3. Variação e norma pedagógica


3.1 A 'Questão da Língua' no Brasil em meados do século XX


Bibliografia complementar:

Paixão de Sousa, Maria Clara. A morfologia de flexão no português do Brasil: ensaio sobre um discurso de perda. Estudos da Língua(gem). 2010;8:55-82. Disponível em: http://www.estudosdalinguagem.org/index.php/estudosdalinguagem/article/view/175  

Textos comentados no artigo:

Melo , Gladstone Chaves de. A Língua do Brasil. 3ª ed. Rio de Janeiro: FGV, 1975. 1ª ed.: 1946.
Silva Neto , Serafim. Introdução ao estudo da língua portuguesa no Brasil. 3ª ed. Rio de Janeiro: Presença, 1976. 1ª ed.: 1950.

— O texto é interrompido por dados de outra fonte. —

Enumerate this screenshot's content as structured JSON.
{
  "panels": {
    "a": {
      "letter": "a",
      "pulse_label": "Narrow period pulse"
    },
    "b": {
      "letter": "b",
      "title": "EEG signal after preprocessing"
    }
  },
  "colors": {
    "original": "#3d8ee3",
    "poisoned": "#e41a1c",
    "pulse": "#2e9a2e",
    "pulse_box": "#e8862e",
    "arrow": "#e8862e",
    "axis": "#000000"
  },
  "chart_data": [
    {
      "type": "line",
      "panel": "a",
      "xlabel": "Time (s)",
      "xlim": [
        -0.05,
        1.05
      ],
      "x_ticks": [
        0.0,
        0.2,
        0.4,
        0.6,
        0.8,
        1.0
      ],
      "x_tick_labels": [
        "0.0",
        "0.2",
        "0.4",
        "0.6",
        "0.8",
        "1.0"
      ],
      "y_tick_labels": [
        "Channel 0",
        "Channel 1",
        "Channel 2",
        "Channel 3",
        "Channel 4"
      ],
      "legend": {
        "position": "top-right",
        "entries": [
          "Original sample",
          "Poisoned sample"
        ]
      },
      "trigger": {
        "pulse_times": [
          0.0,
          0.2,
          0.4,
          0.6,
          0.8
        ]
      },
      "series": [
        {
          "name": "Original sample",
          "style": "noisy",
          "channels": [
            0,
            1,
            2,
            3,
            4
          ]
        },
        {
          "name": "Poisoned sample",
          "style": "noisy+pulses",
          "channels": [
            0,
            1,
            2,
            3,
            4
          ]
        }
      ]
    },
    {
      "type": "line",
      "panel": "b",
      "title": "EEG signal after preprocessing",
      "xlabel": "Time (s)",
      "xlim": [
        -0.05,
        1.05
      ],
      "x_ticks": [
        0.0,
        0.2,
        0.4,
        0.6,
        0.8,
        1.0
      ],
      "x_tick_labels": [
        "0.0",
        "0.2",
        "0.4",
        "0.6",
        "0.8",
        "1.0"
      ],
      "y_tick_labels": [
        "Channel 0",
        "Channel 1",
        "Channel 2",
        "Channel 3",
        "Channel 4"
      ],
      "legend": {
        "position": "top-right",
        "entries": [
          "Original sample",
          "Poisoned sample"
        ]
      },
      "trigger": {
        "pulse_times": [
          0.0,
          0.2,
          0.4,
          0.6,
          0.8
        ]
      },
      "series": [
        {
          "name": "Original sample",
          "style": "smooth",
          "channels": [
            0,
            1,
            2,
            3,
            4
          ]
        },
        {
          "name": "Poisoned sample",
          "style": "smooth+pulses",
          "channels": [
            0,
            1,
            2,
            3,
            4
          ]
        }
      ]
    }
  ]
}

3.1.1 O Paradigma verbal do 'Português Popular' em
"A língua do Brasil" (Melo, 1946) e "Introdução ao estudo da língua portuguesa no Brasil" (Silva Neto, 1950)

Paradigma Verbal

3.1.2 Excertos de "A língua do Brasil" (Melo, 1946) e "Introdução ao estudo da língua portuguesa no Brasil" (Silva Neto, 1950)

(grifos meus)

A grande maioria dos fatos que caracterizam os nossos falares regionais tem âmbito panbrasileiro [...]. Está neste caso o frisante fato, que representa o vestígio do crioulo colonial, do desaparecimento da flexão numérica por meio de –s: os livro, as mesa. O mesmo se dirá da extrema simplificação das formas verbais, outra cicatriz do primitivo aprendizado tosco da língua portuguesa. De modo geral, em todas as regiões, só se usam a 1ª e a 3ª pessoas; o plural da 1ª pessoa perde o –s: bamo, fazemo, fomo, e, nos proparoxítonos, perde a terminação –mos: nós ia, fosse, andava. [...] (Silva Neto, 1950, p. 135).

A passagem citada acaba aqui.